VIDEO SYNTHESIS VIA MULTIMODAL CONDITIONING

Publication number:

US20250330679

Publication date:

2025-10-23

Section:

Electricity

Class:

H04N21/47205

Inventors:

Kyle Olszewski 🇺🇸 Los Angeles, CA, United States

Ligong Han 🇺🇸 Edison, NJ, United States

Sergey Tulyakov 🇺🇸 Santa Monica, CA, United States

Francesco Barbieri 🇺🇸 Marina del Rey, CA, United States

Hsin-Ying Lee 🇺🇸 San Jose, CA, United States

Shervin Minaee 🇺🇸 Bellevue, WA, United States

Jian Ren 🇺🇸 Hermosa Beach, CA, United States

Applicant:

Snap Inc. 🇺🇸 Santa Monica, CA, United States

Smart overview of the Invention

The disclosed technology involves a multimodal video generation framework (MMVID) that utilizes both text and images as inputs, either jointly or separately, to create video content. This approach leverages quantized video representations and a bidirectional transformer that processes multiple modalities to predict discrete video outputs. The framework introduces a novel video token trained through self-learning and employs an advanced mask-prediction algorithm, enhancing video quality and consistency. Additionally, text augmentation is used to bolster the robustness of textual inputs and the diversity of generated videos.

Technical Field

The invention pertains to the field of image and video processing, specifically focusing on video synthesis. Traditional methods in this area generate content from noise, aiming for improved resolutions, renderings, and variability in image content. The MMVID framework addresses more complex challenges by integrating multiple modalities—textual and visual—to control the video generation process.

Background

Conventional conditional video generation techniques often rely on a single input modality, limiting flexibility and output quality. The MMVID framework enhances this by incorporating multiple control signals, such as text prompts and visual inputs, within a unified system. This allows for more dynamic video generation, enabling the creation of diverse outputs based on varying textual instructions and visual inputs.

Framework Details

The MMVID framework operates through a two-stage image generation process using discrete feature representations. Initially, an autoencoder quantizes image data to form a foundational representation.

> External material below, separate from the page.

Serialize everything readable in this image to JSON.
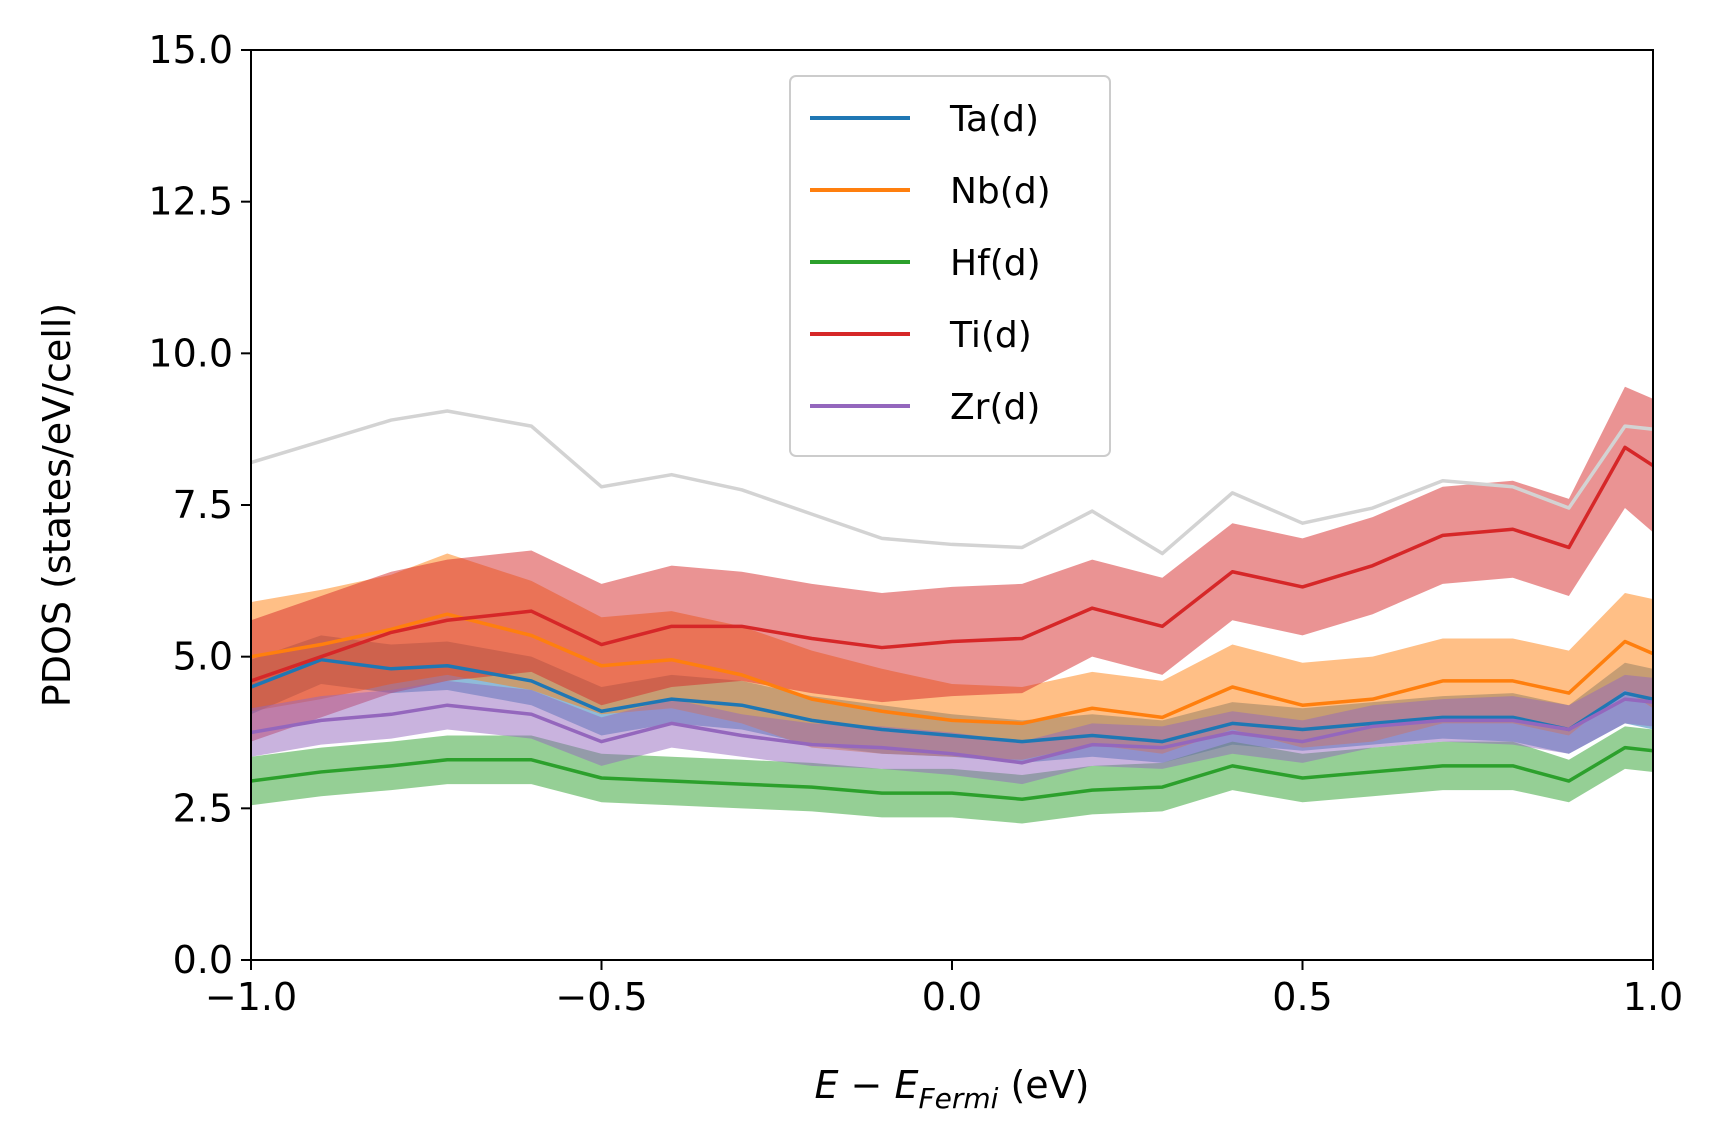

Subsequently, model training employs a BERT module to establish correlations between multimodal controls—textual and visual—and the learned video representations. This training involves tasks like Masked Sequence Modeling (MSM), relevance estimation (REL), and video consistency estimation (VID) to ensure the generated videos are coherent with input signals and temporally consistent.

Applications and Benefits

The MMVID framework's ability to integrate diverse input modalities offers significant advantages in generating varied and contextually appropriate videos. It supports applications ranging from creative media production to automated content creation, where different visual elements can be dynamically synthesized based on textual prompts. Experiments conducted on multiple datasets demonstrate the framework's efficacy, including the newly introduced Multimodal VoxCeleb dataset with extensive facial attribute annotations.